Христофор Антонович подошёл ко мне… Удивительно, но этот саксонец повёл себя так, будто бы рождён и воспитан на Руси. Эмоционально, поддаваясь порыву. Он обнял меня и троекратно поцеловал. А потом тут же предложил выпить.
— Знайте, Александр Лукич, теперь я вас начинаю считать посланником Бога, ангелом-хранителем России. Если посмотреть, сколько вы уже сделали на бранном поле, то мне стоило бы требовать, чтобы вас назначили фельдмаршалом, — признавался Миних.

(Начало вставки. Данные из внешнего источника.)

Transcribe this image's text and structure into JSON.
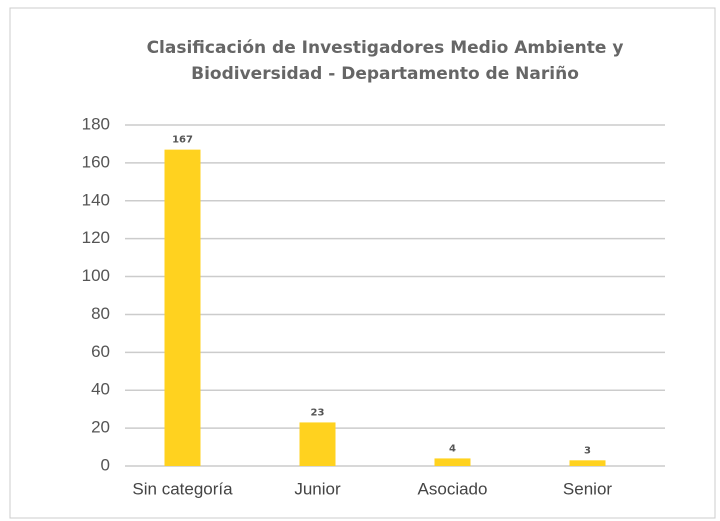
{
  "chart_data": {
    "type": "bar",
    "title": "Clasificación de Investigadores Medio Ambiente y Biodiversidad - Departamento de Nariño",
    "categories": [
      "Sin categoría",
      "Junior",
      "Asociado",
      "Senior"
    ],
    "values": [
      167,
      23,
      4,
      3
    ],
    "color": "#ffd21f",
    "ylim": [
      0,
      180
    ],
    "yticks": [
      0,
      20,
      40,
      60,
      80,
      100,
      120,
      140,
      160,
      180
    ],
    "grid": true
  }
}
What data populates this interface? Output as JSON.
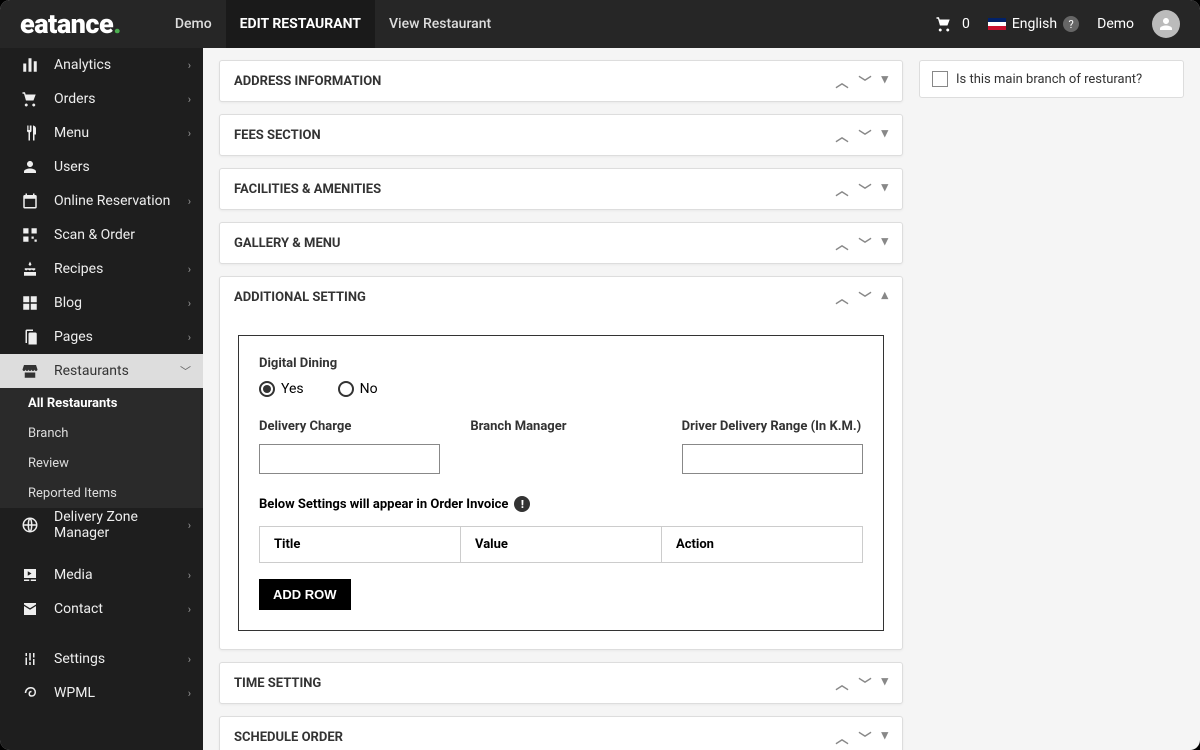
{
  "brand": {
    "name": "eatance",
    "dot_color": "#4caf50"
  },
  "topnav": {
    "items": [
      "Demo",
      "EDIT RESTAURANT",
      "View Restaurant"
    ],
    "active_index": 1,
    "cart_count": "0",
    "language": "English",
    "user_label": "Demo"
  },
  "sidebar": {
    "items": [
      {
        "label": "Analytics",
        "icon": "chart"
      },
      {
        "label": "Orders",
        "icon": "cart"
      },
      {
        "label": "Menu",
        "icon": "utensils"
      },
      {
        "label": "Users",
        "icon": "user"
      },
      {
        "label": "Online Reservation",
        "icon": "calendar"
      },
      {
        "label": "Scan & Order",
        "icon": "qr"
      },
      {
        "label": "Recipes",
        "icon": "cake"
      },
      {
        "label": "Blog",
        "icon": "grid"
      },
      {
        "label": "Pages",
        "icon": "pages"
      },
      {
        "label": "Restaurants",
        "icon": "store",
        "active": true,
        "sub": [
          "All Restaurants",
          "Branch",
          "Review",
          "Reported Items"
        ],
        "sub_active": 0
      },
      {
        "label": "Delivery Zone Manager",
        "icon": "globe"
      },
      {
        "label": "Media",
        "icon": "media"
      },
      {
        "label": "Contact",
        "icon": "mail"
      },
      {
        "label": "Settings",
        "icon": "settings"
      },
      {
        "label": "WPML",
        "icon": "wpml"
      }
    ]
  },
  "panels": {
    "address": "ADDRESS INFORMATION",
    "fees": "FEES SECTION",
    "facilities": "FACILITIES & AMENITIES",
    "gallery": "GALLERY & MENU",
    "additional": "ADDITIONAL SETTING",
    "time": "TIME SETTING",
    "schedule": "SCHEDULE ORDER"
  },
  "additional": {
    "digital_dining_label": "Digital Dining",
    "radio_yes": "Yes",
    "radio_no": "No",
    "radio_selected": "yes",
    "delivery_charge_label": "Delivery Charge",
    "branch_manager_label": "Branch Manager",
    "driver_range_label": "Driver Delivery Range (In K.M.)",
    "invoice_note": "Below Settings will appear in Order Invoice",
    "table_headers": [
      "Title",
      "Value",
      "Action"
    ],
    "add_row_label": "ADD ROW"
  },
  "side_panel": {
    "main_branch_label": "Is this main branch of resturant?"
  }
}
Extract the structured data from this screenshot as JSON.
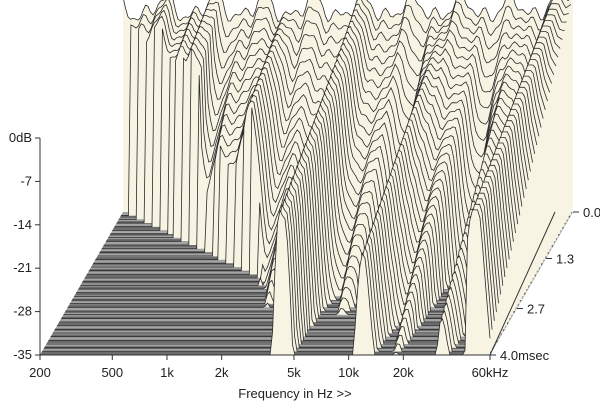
{
  "chart_data": {
    "type": "waterfall",
    "y_axis": {
      "unit": "dB",
      "ticks": [
        "0dB",
        "-7",
        "-14",
        "-21",
        "-28",
        "-35"
      ],
      "range": [
        -35,
        0
      ]
    },
    "x_axis": {
      "label": "Frequency in Hz >>",
      "ticks": [
        "200",
        "500",
        "1k",
        "2k",
        "5k",
        "10k",
        "20k",
        "60kHz"
      ],
      "tick_values_hz": [
        200,
        500,
        1000,
        2000,
        5000,
        10000,
        20000,
        60000
      ],
      "scale": "log",
      "range_hz": [
        200,
        60000
      ]
    },
    "time_axis": {
      "ticks": [
        "0.0",
        "1.3",
        "2.7",
        "4.0msec"
      ],
      "tick_values_ms": [
        0.0,
        1.3,
        2.7,
        4.0
      ],
      "range_ms": [
        0,
        4.0
      ]
    },
    "slice_count": 40,
    "colors": {
      "surface": "#f7f4e3",
      "line": "#2a2a2a",
      "floor_dark": "#6c6c6c",
      "floor_light": "#a3a3a3",
      "axis": "#333333"
    }
  }
}
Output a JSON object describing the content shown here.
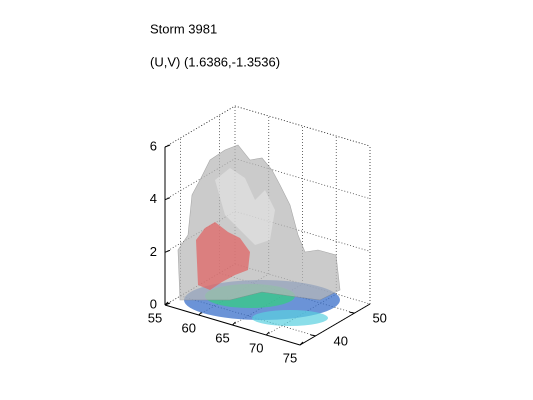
{
  "chart_data": {
    "type": "isosurface",
    "title": "Storm 3981",
    "subtitle": "(U,V) (1.6386,-1.3536)",
    "xlim": [
      55,
      75
    ],
    "xticks": [
      55,
      60,
      65,
      70,
      75
    ],
    "ylim": [
      36,
      54
    ],
    "yticks": [
      40,
      50
    ],
    "zlim": [
      0,
      6
    ],
    "zticks": [
      0,
      2,
      4,
      6
    ],
    "grid": true
  }
}
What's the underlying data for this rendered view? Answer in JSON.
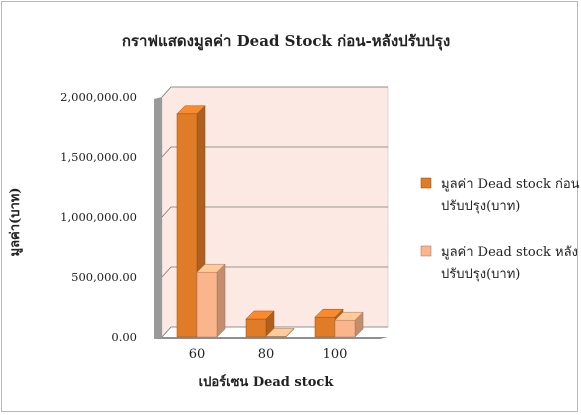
{
  "chart_data": {
    "type": "bar",
    "title": "กราฟแสดงมูลค่า Dead Stock ก่อน-หลังปรับปรุง",
    "xlabel": "เปอร์เซน Dead stock",
    "ylabel": "มูลค่า(บาท)",
    "categories": [
      "60",
      "80",
      "100"
    ],
    "series": [
      {
        "name": "มูลค่า Dead stock ก่อนปรับปรุง(บาท)",
        "legend_lines": [
          "มูลค่า Dead stock ก่อน",
          "ปรับปรุง(บาท)"
        ],
        "color": "#e07b27",
        "values": [
          1860000,
          150000,
          165000
        ]
      },
      {
        "name": "มูลค่า Dead stock หลังปรับปรุง(บาท)",
        "legend_lines": [
          "มูลค่า Dead stock หลัง",
          "ปรับปรุง(บาท)"
        ],
        "color": "#fbb58c",
        "values": [
          540000,
          5000,
          140000
        ]
      }
    ],
    "ylim": [
      0,
      2000000
    ],
    "yticks": [
      0,
      500000,
      1000000,
      1500000,
      2000000
    ],
    "ytick_labels": [
      "0.00",
      "500,000.00",
      "1,000,000.00",
      "1,500,000.00",
      "2,000,000.00"
    ],
    "grid": true,
    "legend_position": "right",
    "plot_background": "#fce9e3",
    "style": "3d-column"
  }
}
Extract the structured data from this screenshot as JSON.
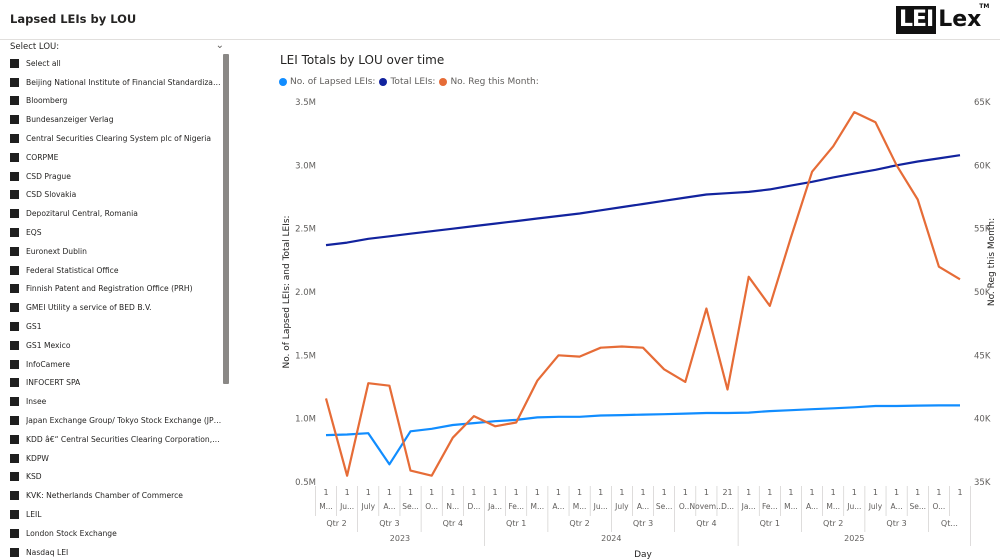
{
  "header": {
    "title": "Lapsed LEIs by LOU",
    "logo_box": "LEI",
    "logo_rest": "Lex",
    "logo_tm": "TM"
  },
  "slicer": {
    "label": "Select LOU:",
    "items": [
      "Select all",
      "Beijing National Institute of Financial Standardizatio...",
      "Bloomberg",
      "Bundesanzeiger Verlag",
      "Central Securities Clearing System plc of Nigeria",
      "CORPME",
      "CSD Prague",
      "CSD Slovakia",
      "Depozitarul Central, Romania",
      "EQS",
      "Euronext Dublin",
      "Federal Statistical Office",
      "Finnish Patent and Registration Office (PRH)",
      "GMEI Utility a service of BED B.V.",
      "GS1",
      "GS1 Mexico",
      "InfoCamere",
      "INFOCERT SPA",
      "Insee",
      "Japan Exchange Group/ Tokyo Stock Exchange (JPX/...",
      "KDD â€“ Central Securities Clearing Corporation, LLC",
      "KDPW",
      "KSD",
      "KVK: Netherlands Chamber of Commerce",
      "LEIL",
      "London Stock Exchange",
      "Nasdaq LEI"
    ]
  },
  "chart": {
    "title": "LEI Totals by LOU over time",
    "legend": [
      {
        "label": "No. of Lapsed LEIs:",
        "color": "#118dff"
      },
      {
        "label": "Total LEIs:",
        "color": "#12239e"
      },
      {
        "label": "No. Reg this Month:",
        "color": "#e66c37"
      }
    ]
  },
  "chart_data": {
    "type": "line",
    "title": "LEI Totals by LOU over time",
    "xlabel": "Day",
    "ylabel": "No. of Lapsed LEIs: and Total LEIs:",
    "ylabel_right": "No. Reg this Month:",
    "ylim": [
      500000,
      3500000
    ],
    "ylim_right": [
      35000,
      65000
    ],
    "yticks": [
      "3.5M",
      "3.0M",
      "2.5M",
      "2.0M",
      "1.5M",
      "1.0M",
      "0.5M"
    ],
    "yticks_right": [
      "65K",
      "60K",
      "55K",
      "50K",
      "45K",
      "40K",
      "35K"
    ],
    "x_day_labels": [
      "1",
      "1",
      "1",
      "1",
      "1",
      "1",
      "1",
      "1",
      "1",
      "1",
      "1",
      "1",
      "1",
      "1",
      "1",
      "1",
      "1",
      "1",
      "1",
      "21",
      "1",
      "1",
      "1",
      "1",
      "1",
      "1",
      "1",
      "1",
      "1",
      "1",
      "1"
    ],
    "x_month_labels": [
      "M...",
      "Ju...",
      "July",
      "A...",
      "Se...",
      "O...",
      "N...",
      "D...",
      "Ja...",
      "Fe...",
      "M...",
      "A...",
      "M...",
      "Ju...",
      "July",
      "A...",
      "Se...",
      "O...",
      "Novem...",
      "D...",
      "Ja...",
      "Fe...",
      "M...",
      "A...",
      "M...",
      "Ju...",
      "July",
      "A...",
      "Se...",
      "O...",
      ""
    ],
    "quarters": [
      {
        "label": "Qtr 2",
        "year": "2023"
      },
      {
        "label": "Qtr 3",
        "year": "2023"
      },
      {
        "label": "Qtr 4",
        "year": "2023"
      },
      {
        "label": "Qtr 1",
        "year": "2024"
      },
      {
        "label": "Qtr 2",
        "year": "2024"
      },
      {
        "label": "Qtr 3",
        "year": "2024"
      },
      {
        "label": "Qtr 4",
        "year": "2024"
      },
      {
        "label": "Qtr 1",
        "year": "2025"
      },
      {
        "label": "Qtr 2",
        "year": "2025"
      },
      {
        "label": "Qtr 3",
        "year": "2025"
      },
      {
        "label": "Qt...",
        "year": "2025"
      }
    ],
    "years": [
      "2023",
      "2024",
      "2025"
    ],
    "series": [
      {
        "name": "No. of Lapsed LEIs:",
        "axis": "left",
        "color": "#118dff",
        "values": [
          870000,
          875000,
          885000,
          640000,
          900000,
          920000,
          950000,
          965000,
          980000,
          990000,
          1010000,
          1015000,
          1015000,
          1025000,
          1028000,
          1032000,
          1035000,
          1040000,
          1045000,
          1045000,
          1048000,
          1060000,
          1067000,
          1075000,
          1082000,
          1090000,
          1100000,
          1100000,
          1103000,
          1105000,
          1105000
        ]
      },
      {
        "name": "Total LEIs:",
        "axis": "left",
        "color": "#12239e",
        "values": [
          2370000,
          2390000,
          2420000,
          2440000,
          2460000,
          2480000,
          2500000,
          2520000,
          2540000,
          2560000,
          2580000,
          2600000,
          2620000,
          2645000,
          2670000,
          2695000,
          2720000,
          2745000,
          2770000,
          2780000,
          2790000,
          2810000,
          2840000,
          2870000,
          2905000,
          2935000,
          2965000,
          3000000,
          3030000,
          3055000,
          3080000
        ]
      },
      {
        "name": "No. Reg this Month:",
        "axis": "right",
        "color": "#e66c37",
        "values": [
          41600,
          35500,
          42800,
          42600,
          35900,
          35500,
          38500,
          40200,
          39400,
          39700,
          43000,
          45000,
          44900,
          45600,
          45700,
          45600,
          43900,
          42900,
          48700,
          42300,
          51200,
          48900,
          54300,
          59500,
          61500,
          64200,
          63400,
          60000,
          57300,
          52000,
          51000
        ]
      }
    ]
  }
}
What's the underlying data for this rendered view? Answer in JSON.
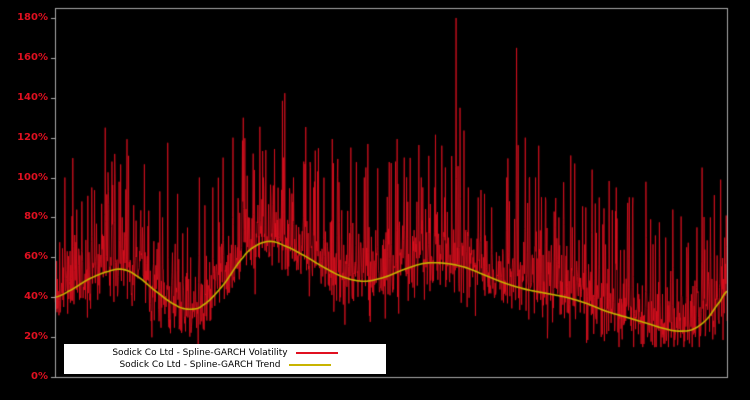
{
  "chart_data": {
    "type": "line",
    "title": "",
    "xlabel": "",
    "ylabel": "",
    "ylim": [
      0,
      185
    ],
    "yticks": [
      0,
      20,
      40,
      60,
      80,
      100,
      120,
      140,
      160,
      180
    ],
    "ytick_labels": [
      "0%",
      "20%",
      "40%",
      "60%",
      "80%",
      "100%",
      "120%",
      "140%",
      "160%",
      "180%"
    ],
    "tick_label_color": "#e01020",
    "axis_color": "#aaaaaa",
    "background": "#000000",
    "grid": false,
    "legend_position": "bottom-left",
    "legend": [
      {
        "label": "Sodick Co Ltd - Spline-GARCH Volatility",
        "color": "#e01020"
      },
      {
        "label": "Sodick Co Ltd - Spline-GARCH Trend",
        "color": "#c8b400"
      }
    ],
    "series": [
      {
        "name": "Sodick Co Ltd - Spline-GARCH Volatility",
        "color": "#e01020",
        "render": "noisy",
        "baseline": "trend",
        "noise": {
          "seed": 1337,
          "samples": 1700,
          "band_down": 12,
          "band_up": 8,
          "med_spike": 22,
          "big_spike": 70,
          "down_hair": 14,
          "min": 15,
          "max": 182
        },
        "spikes": [
          [
            0.015,
            100
          ],
          [
            0.04,
            88
          ],
          [
            0.055,
            95
          ],
          [
            0.075,
            125
          ],
          [
            0.085,
            108
          ],
          [
            0.1,
            80
          ],
          [
            0.13,
            75
          ],
          [
            0.16,
            80
          ],
          [
            0.19,
            72
          ],
          [
            0.215,
            100
          ],
          [
            0.235,
            95
          ],
          [
            0.25,
            110
          ],
          [
            0.265,
            120
          ],
          [
            0.28,
            130
          ],
          [
            0.295,
            112
          ],
          [
            0.31,
            100
          ],
          [
            0.325,
            96
          ],
          [
            0.34,
            110
          ],
          [
            0.355,
            100
          ],
          [
            0.37,
            108
          ],
          [
            0.385,
            95
          ],
          [
            0.4,
            90
          ],
          [
            0.42,
            100
          ],
          [
            0.44,
            115
          ],
          [
            0.46,
            100
          ],
          [
            0.48,
            90
          ],
          [
            0.5,
            95
          ],
          [
            0.52,
            110
          ],
          [
            0.545,
            100
          ],
          [
            0.565,
            95
          ],
          [
            0.58,
            90
          ],
          [
            0.597,
            180
          ],
          [
            0.615,
            95
          ],
          [
            0.63,
            90
          ],
          [
            0.65,
            85
          ],
          [
            0.672,
            100
          ],
          [
            0.687,
            165
          ],
          [
            0.7,
            120
          ],
          [
            0.715,
            100
          ],
          [
            0.73,
            90
          ],
          [
            0.75,
            80
          ],
          [
            0.77,
            75
          ],
          [
            0.79,
            85
          ],
          [
            0.81,
            90
          ],
          [
            0.835,
            95
          ],
          [
            0.86,
            90
          ],
          [
            0.88,
            70
          ],
          [
            0.9,
            60
          ],
          [
            0.92,
            55
          ],
          [
            0.94,
            65
          ],
          [
            0.955,
            75
          ],
          [
            0.963,
            105
          ],
          [
            0.975,
            80
          ],
          [
            0.99,
            60
          ]
        ]
      },
      {
        "name": "Sodick Co Ltd - Spline-GARCH Trend",
        "color": "#c8b400",
        "render": "smooth",
        "x": [
          0,
          0.02,
          0.05,
          0.08,
          0.1,
          0.12,
          0.15,
          0.18,
          0.2,
          0.22,
          0.25,
          0.28,
          0.3,
          0.32,
          0.34,
          0.37,
          0.4,
          0.43,
          0.46,
          0.49,
          0.52,
          0.55,
          0.58,
          0.61,
          0.64,
          0.67,
          0.7,
          0.73,
          0.76,
          0.79,
          0.82,
          0.85,
          0.88,
          0.91,
          0.93,
          0.95,
          0.97,
          0.99,
          1.0
        ],
        "y": [
          40,
          43,
          49,
          53,
          54,
          51,
          43,
          36,
          34,
          36,
          46,
          60,
          66,
          68,
          66,
          61,
          55,
          50,
          48,
          50,
          54,
          57,
          57,
          55,
          51,
          47,
          44,
          42,
          40,
          37,
          33,
          30,
          27,
          24,
          23,
          24,
          29,
          38,
          43
        ]
      }
    ]
  }
}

Командующий говорил, а я все пытался уличить паузу и сообщить, зачем я прибыл в ставку первой русской Южной армии. Сейчас эта похвала в меньшей степени меня радовала. Не так, как могла бы, но все же благодатно стелилась на мою душу. Тревожную душу.
— Вы явно приехали не за тем, чтобы я вам признавался. И уж точно не за наградой. Даже мне, главнокомандующему всеми русскими войсками, сложно придумать, чем вас можно наградить, учитывая, что вы уже и так кавалер новых русских орденов, — сказал Миних, отстраняясь от меня.
— Дозвольте, ваше высокопревосходительство, отбыть в Петербург. Позвольте сделать это, под какое ваше поручение, или же собственноручно доставить реляции о русских победах, — сказал я.
— Что случилось? Это по вашей линии, как головы Тайной канцелярии розыскных дел? — Миних подобрался. — Знайте, что существующее положение дел с престолом меня более чем устраивает. Но если кто-то будет его менять, есть вероятность, что я вступлюсь за порядок. Даже если это будете вы.
Какой же он прямолинейный!
— Я никогда не сомневался в вашей честности, граф, возможно, имеет место и политическая интрига. Но, прежде всего, вам, как человеку, которого считаю своим наставником, доверюсь и не буду прикрываться службой. По большей части Петербург мне нужен по личным вопросам, — сказал я, извлекая из внутреннего кармана письмо, где были тяжёлые свинцовые буквы, сливающиеся в чугунные слова и выражения.
Миних бегло прочитал, что написано в письме, посмотрел на меня каким-то другим взглядом. Осуждающим, что ли…
— Я понимаю, Александр Лукич, что вы любите свою семью. Поверьте, и я семьянин, и если бы что-то случилось, не дай бог, с моими родственниками, то сильно переживал бы. Но сейчас — воюем за Россию, волей судьбы частью которой и я стал. Сейчас мне нужно, чтобы Хаджибей, так лихо и героически взятый вами, оставался русским городом. Чтобы вы расширяли активность действий отрядов кочевников, которые обязаны уничтожать любые обозы турок… — фельдмаршал покачал головой. — Вы же сами об этом знаете: для того и наскоком взяли крепость и захватили многие турецкие припасы.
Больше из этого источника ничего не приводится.